Maxime Drouet, Manager – Cloud & DevOps Team, La Redoute

Bye Bye Bottlenecks

The concrete results of this cloud native transformation have had a direct impact on the business, engineering, and infrastructure teams – now collaborating with an enabling platform team.

From a business perspective, engineering removed previous bottlenecks in its software development lifecycle. Strategic and tactical projects are much faster to deliver, with limited waiting times. While the platform cannot guarantee the success of new business features, it enables the business to meet its objectives via the Accelerate Elite metrics level. 

Software engineers can now provision an application pipeline in minutes. From that point, they can perform rapid iteration – from development to operations – in less than ten minutes. Previously, they could wait days or weeks for infrastructure provisioning such as servers, pipelines, or observability components. The platform’s self-service, automation, and visibility make a significant difference.

For the operations teams – they save valuable time with self-healing capabilities, improvement in the availability and reliability of the platform. They now have the necessary time to dedicate to architecture and infrastructure-as-code priorities. This change of work is a challenge for the skills, interactions, and organization of infrastructure. But they can also work on more challenging, rewarding, and transformational activities.

Today, La Redoute continues to improve the platform’s usage in several areas such as onboarding, deployment, and security in a day-to-day mode. Again, the CNCF landscape provided suitable tools for the team’s needs. The team is now assessing Istio to resolve several limitations in network and security, and also exploring Jaeger to improve observability capability. ArgoCD is also a candidate to increase visibility of deployments. These priorities come from a better alignment with the business needs by streamlining the software delivery pipeline.

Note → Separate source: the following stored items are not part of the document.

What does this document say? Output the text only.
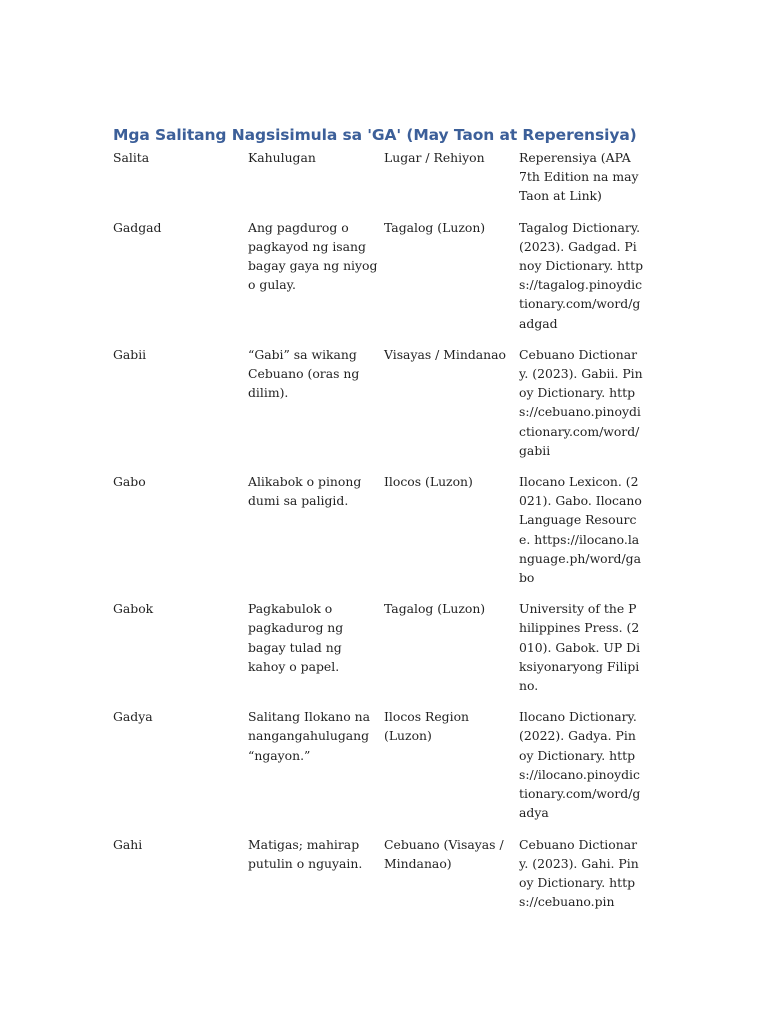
Mga Salitang Nagsisimula sa 'GA' (May Taon at Reperensiya)
Salita	Kahulugan	Lugar / Rehiyon	Reperensiya (APA 7th Edition na may Taon at Link)
Gadgad	Ang pagdurog o pagkayod ng isang bagay gaya ng niyog o gulay.	Tagalog (Luzon)	Tagalog Dictionary. (2023). Gadgad. Pinoy Dictionary. https://tagalog.pinoydictionary.com/word/gadgad
Gabii	“Gabi” sa wikang Cebuano (oras ng dilim).	Visayas / Mindanao	Cebuano Dictionary. (2023). Gabii. Pinoy Dictionary. https://cebuano.pinoydictionary.com/word/gabii
Gabo	Alikabok o pinong dumi sa paligid.	Ilocos (Luzon)	Ilocano Lexicon. (2021). Gabo. Ilocano Language Resource. https://ilocano.language.ph/word/gabo
Gabok	Pagkabulok o pagkadurog ng bagay tulad ng kahoy o papel.	Tagalog (Luzon)	University of the Philippines Press. (2010). Gabok. UP Diksiyonaryong Filipino.
Gadya	Salitang Ilokano na nangangahulugang “ngayon.”	Ilocos Region (Luzon)	Ilocano Dictionary. (2022). Gadya. Pinoy Dictionary. https://ilocano.pinoydictionary.com/word/gadya
Gahi	Matigas; mahirap putulin o nguyain.	Cebuano (Visayas / Mindanao)	Cebuano Dictionary. (2023). Gahi. Pinoy Dictionary. https://cebuano.pin
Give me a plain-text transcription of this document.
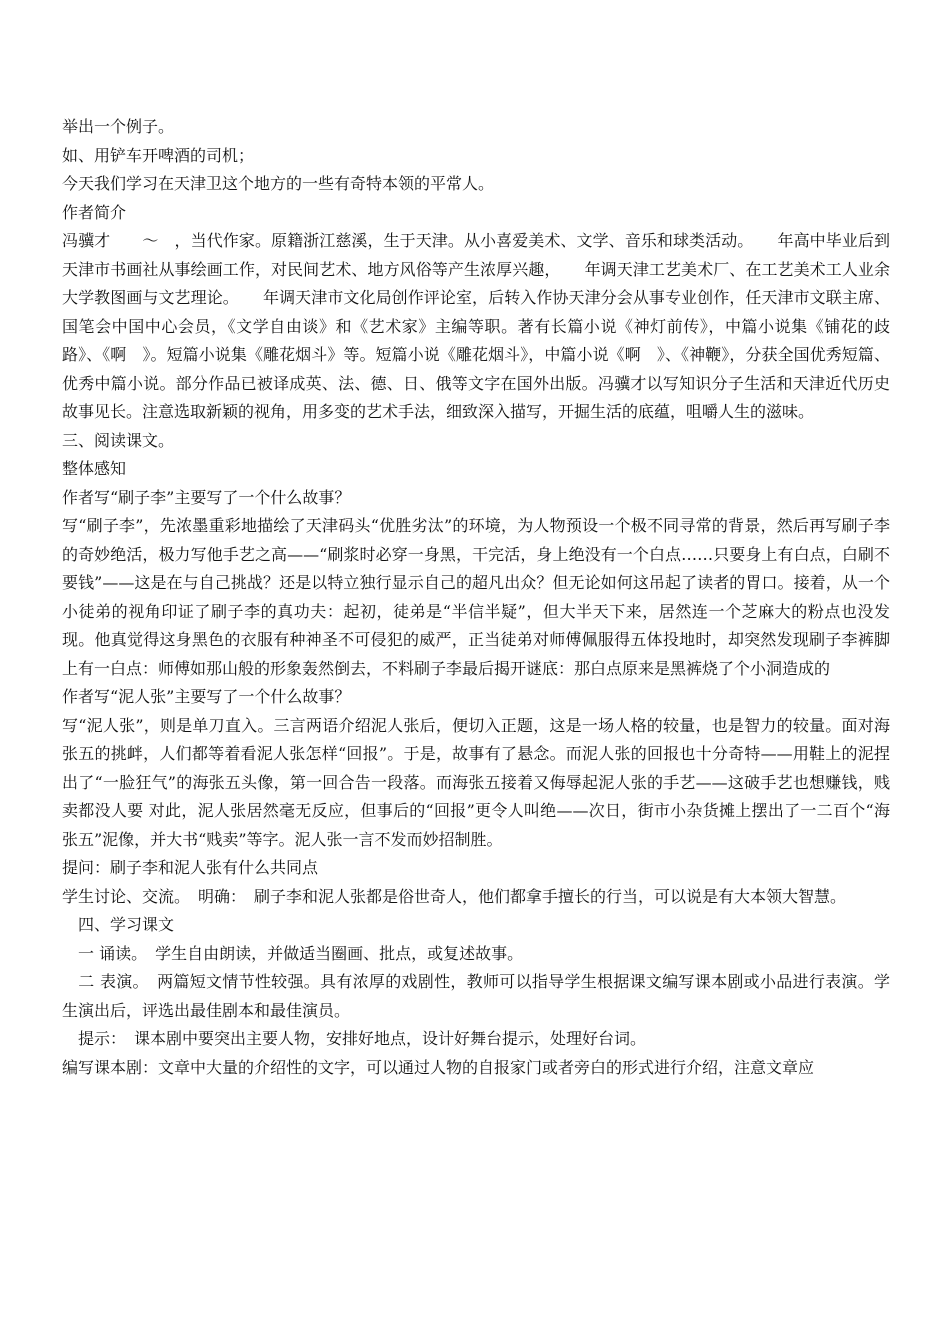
举出一个例子。

如、用铲车开啤酒的司机；

今天我们学习在天津卫这个地方的一些有奇特本领的平常人。

作者简介

冯骥才　　～　，当代作家。原籍浙江慈溪，生于天津。从小喜爱美术、文学、音乐和球类活动。　　年高中毕业后到天津市书画社从事绘画工作，对民间艺术、地方风俗等产生浓厚兴趣，　　年调天津工艺美术厂、在工艺美术工人业余大学教图画与文艺理论。　　年调天津市文化局创作评论室，后转入作协天津分会从事专业创作，任天津市文联主席、国笔会中国中心会员，《文学自由谈》和《艺术家》主编等职。著有长篇小说《神灯前传》，中篇小说集《铺花的歧路》、《啊　》。短篇小说集《雕花烟斗》等。短篇小说《雕花烟斗》，中篇小说《啊　》、《神鞭》，分获全国优秀短篇、优秀中篇小说。部分作品已被译成英、法、德、日、俄等文字在国外出版。冯骥才以写知识分子生活和天津近代历史故事见长。注意选取新颖的视角，用多变的艺术手法，细致深入描写，开掘生活的底蕴，咀嚼人生的滋味。

三、阅读课文。

整体感知

作者写“刷子李”主要写了一个什么故事？

写“刷子李”，先浓墨重彩地描绘了天津码头“优胜劣汰”的环境，为人物预设一个极不同寻常的背景，然后再写刷子李的奇妙绝活，极力写他手艺之高——“刷浆时必穿一身黑，干完活，身上绝没有一个白点……只要身上有白点，白刷不要钱”——这是在与自己挑战？还是以特立独行显示自己的超凡出众？但无论如何这吊起了读者的胃口。接着，从一个小徒弟的视角印证了刷子李的真功夫：起初，徒弟是“半信半疑”，但大半天下来，居然连一个芝麻大的粉点也没发现。他真觉得这身黑色的衣服有种神圣不可侵犯的威严，正当徒弟对师傅佩服得五体投地时，却突然发现刷子李裤脚上有一白点：师傅如那山般的形象轰然倒去，不料刷子李最后揭开谜底：那白点原来是黑裤烧了个小洞造成的

作者写“泥人张”主要写了一个什么故事？

写“泥人张”，则是单刀直入。三言两语介绍泥人张后，便切入正题，这是一场人格的较量，也是智力的较量。面对海张五的挑衅，人们都等着看泥人张怎样“回报”。于是，故事有了悬念。而泥人张的回报也十分奇特——用鞋上的泥捏出了“一脸狂气”的海张五头像，第一回合告一段落。而海张五接着又侮辱起泥人张的手艺——这破手艺也想赚钱，贱卖都没人要 对此，泥人张居然毫无反应，但事后的“回报”更令人叫绝——次日，街市小杂货摊上摆出了一二百个“海张五”泥像，并大书“贱卖”等字。泥人张一言不发而妙招制胜。

提问：刷子李和泥人张有什么共同点

学生讨论、交流。　明确：　刷子李和泥人张都是俗世奇人，他们都拿手擅长的行当，可以说是有大本领大智慧。

　四、学习课文

　一 诵读。　学生自由朗读，并做适当圈画、批点，或复述故事。

　二 表演。　两篇短文情节性较强。具有浓厚的戏剧性，教师可以指导学生根据课文编写课本剧或小品进行表演。学生演出后，评选出最佳剧本和最佳演员。

　提示：　课本剧中要突出主要人物，安排好地点，设计好舞台提示，处理好台词。

编写课本剧：文章中大量的介绍性的文字，可以通过人物的自报家门或者旁白的形式进行介绍，注意文章应
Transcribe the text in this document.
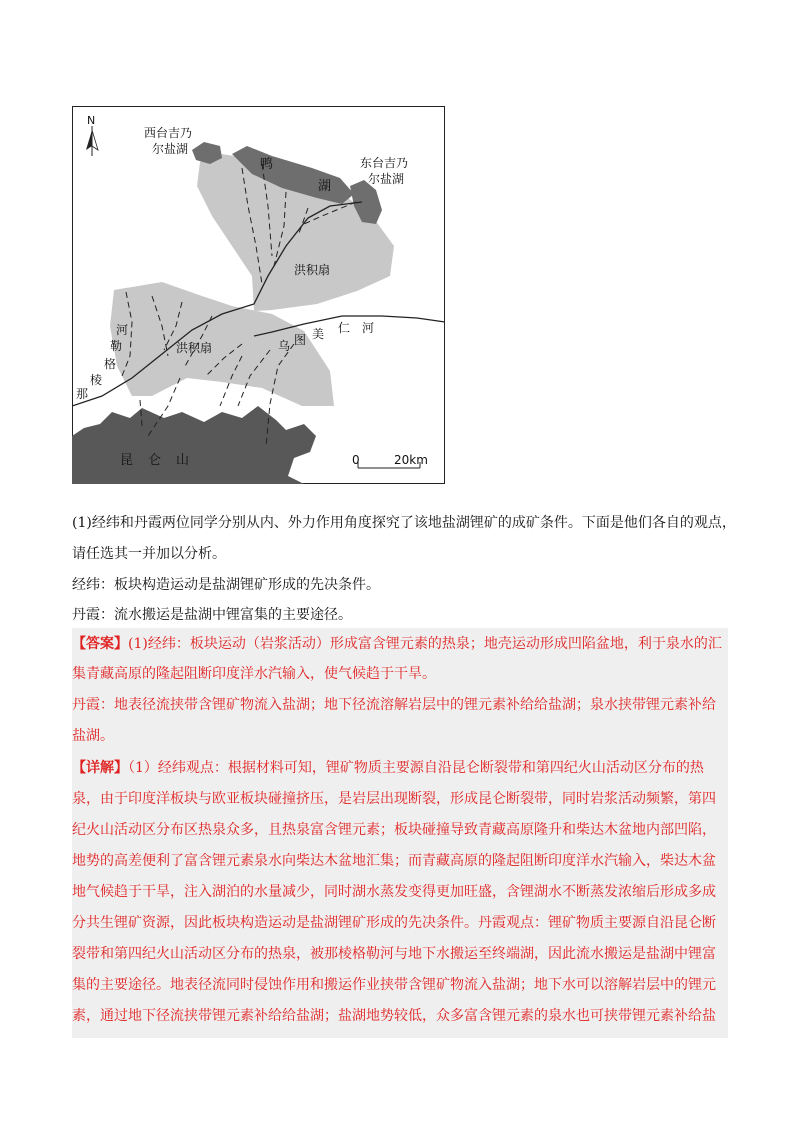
N
0	20km
西台吉乃
尔盐湖
东台吉乃
尔盐湖
鸭
湖
洪积扇
洪积扇	乌 图 美 仁 河
那
棱
格
勒
河
昆 仑 山
(1)经纬和丹霞两位同学分别从内、外力作用角度探究了该地盐湖锂矿的成矿条件。下面是他们各自的观点，
请任选其一并加以分析。
经纬：板块构造运动是盐湖锂矿形成的先决条件。
丹霞：流水搬运是盐湖中锂富集的主要途径。

【答案】(1)经纬：板块运动（岩浆活动）形成富含锂元素的热泉；地壳运动形成凹陷盆地，利于泉水的汇

集青藏高原的隆起阻断印度洋水汽输入，使气候趋于干旱。

丹霞：地表径流挟带含锂矿物流入盐湖；地下径流溶解岩层中的锂元素补给给盐湖；泉水挟带锂元素补给

盐湖。

【详解】（1）经纬观点：根据材料可知，锂矿物质主要源自沿昆仑断裂带和第四纪火山活动区分布的热

泉，由于印度洋板块与欧亚板块碰撞挤压，是岩层出现断裂，形成昆仑断裂带，同时岩浆活动频繁，第四

纪火山活动区分布区热泉众多，且热泉富含锂元素；板块碰撞导致青藏高原隆升和柴达木盆地内部凹陷，

地势的高差便利了富含锂元素泉水向柴达木盆地汇集；而青藏高原的隆起阻断印度洋水汽输入，柴达木盆

地气候趋于干旱，注入湖泊的水量减少，同时湖水蒸发变得更加旺盛，含锂湖水不断蒸发浓缩后形成多成

分共生锂矿资源，因此板块构造运动是盐湖锂矿形成的先决条件。丹霞观点：锂矿物质主要源自沿昆仑断

裂带和第四纪火山活动区分布的热泉，被那棱格勒河与地下水搬运至终端湖，因此流水搬运是盐湖中锂富

集的主要途径。地表径流同时侵蚀作用和搬运作业挟带含锂矿物流入盐湖；地下水可以溶解岩层中的锂元

素，通过地下径流挟带锂元素补给给盐湖；盐湖地势较低，众多富含锂元素的泉水也可挟带锂元素补给盐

“Cloud native applications enable us to capture both economies of speed and scale by improving the developer experience, availability, and reliability. At the end of the day, we accelerate our business transformation.”

Antoine Craske, Director of Architecture & Technology, la redoute

Looking ahead, the expansion of the La Redoute family platform is the next challenge. The teams must support the international growth, scaling of the business is more complex and distributed environments. Concretely, the platform will expand into hosting more workloads in the back and front perimeters at a much larger scale. This expansion aims to compose the most desirable experience for customers.